LEGISLATION TO implement a health insurance levy and related tax relief measures will be passed by the Oireachtas before Christmas, although a decision by the European Commission on its acceptability is unlikely until the new year.
Tánaiste Mary Coughlan dismissed claims by Labour leader Eamon Gilmore that health insurance premiums would increase on January 1st "without statutory authority". Ms Coughlan said Mr Gilmore was "trying to entangle things that have nothing to do with this legislation". She said "there is a methodology by which we can pass legislation and withhold its enactment. One way or another, it will be retrospective to the first day of January 2009. That is the absolute clarity of it."
She told the Dáil the measures announced "will require new health legislation", which will be ready in two weeks. "It is our aim to publish and present this to the Oireachtas for enactment before the end of the current session."
She added "it is also the case that the implementation of these measures requires the approval of the European Commission competition directorate. A formal notification has been made in the normal course the commission will deliver its decision early in the new year." Separate risk-equalisation legislation, necessary following a Supreme Court decision, will take "at least more than two years", the Tánaiste also said.
Minister for Health Mary Harney on Wednesday announced a Government initiative to introduce a levy on health insurance providers to finance the provision of €300 million in tax relief to older subscribers, aimed at keeping health insurance costs down for that category.
Mr Gilmore said: "The proposal is such that the health insurance bill of a couple with three children will increase by approximately €500. Such families will want to know when the legislation is likely to take effect. This should be clarified." He said if the changes are introduced on January 1st, "what the Tánaiste is saying in effect is that this apparently will be done without statutory authority".
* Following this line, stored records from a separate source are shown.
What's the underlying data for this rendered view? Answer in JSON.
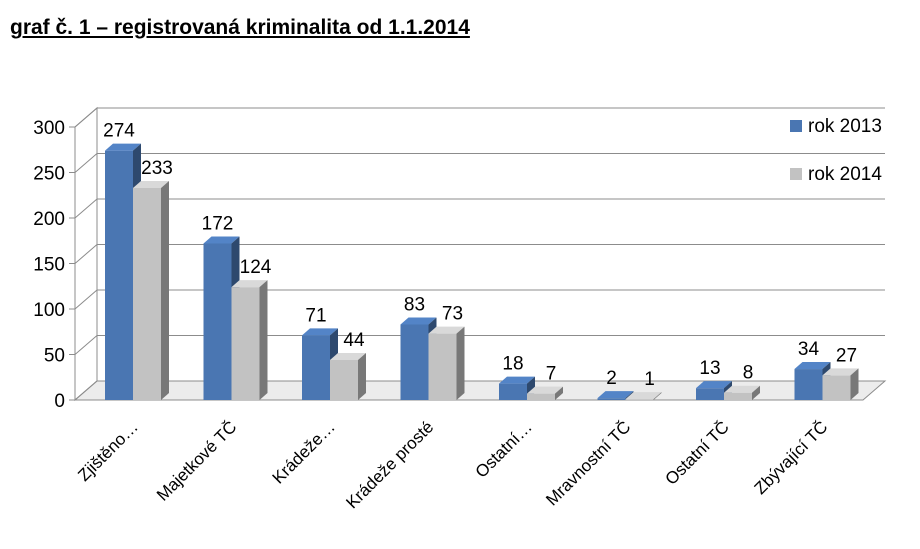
{
  "chart_data": {
    "type": "bar",
    "title": "graf č. 1 – registrovaná kriminalita od 1.1.2014",
    "xlabel": "",
    "ylabel": "",
    "ylim": [
      0,
      300
    ],
    "yticks": [
      0,
      50,
      100,
      150,
      200,
      250,
      300
    ],
    "categories": [
      "Zjištěno…",
      "Majetkové TČ",
      "Krádeže…",
      "Krádeže prosté",
      "Ostatní…",
      "Mravnostní TČ",
      "Ostatní TČ",
      "Zbývající TČ"
    ],
    "series": [
      {
        "name": "rok 2013",
        "values": [
          274,
          172,
          71,
          83,
          18,
          2,
          13,
          34
        ],
        "color": "#4a76b2"
      },
      {
        "name": "rok 2014",
        "values": [
          233,
          124,
          44,
          73,
          7,
          1,
          8,
          27
        ],
        "color": "#c2c2c2"
      }
    ],
    "grid": true,
    "legend": "top-right",
    "style": "3d-bar"
  }
}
The Tánaiste said the Bill will be published before Christmas. "We can enact the legislation but the view is that it would be more appropriate not to commence legislation until such time as the commission gives clarity on the issue."
Fine Gael leader Enda Kenny said the Government's levy on the health insurers was likely "to be paid for by the customer when the insurers increase their premium". He asked if the Government had had discussions with the insurers on premium increases that would be passed on to the customer.
The Tánaiste said, "it is in that context that the decision was made by the Government on the health insurance initiative". The matter of premiums "is a matter for the companies involved".
Mr Kenny described the Minister's announcement about the health initiative as "confusing" and had to repeatedly ask whether the tax changes were "a tax credit or tax relief". "The legal interpretation is that it is a tax relief measure in the form of a tax credit," Ms Coughlan said. "It will be passed on through the premium."
Labour health spokeswoman Jan O'Sullivan said that "if the legislation already in place was struck down by the courts, I cannot imagine that this will ever stand up." She said they were "to be asked to pass legislation prior to the approval of the European Commission, without any idea of whether it is going to be enacted".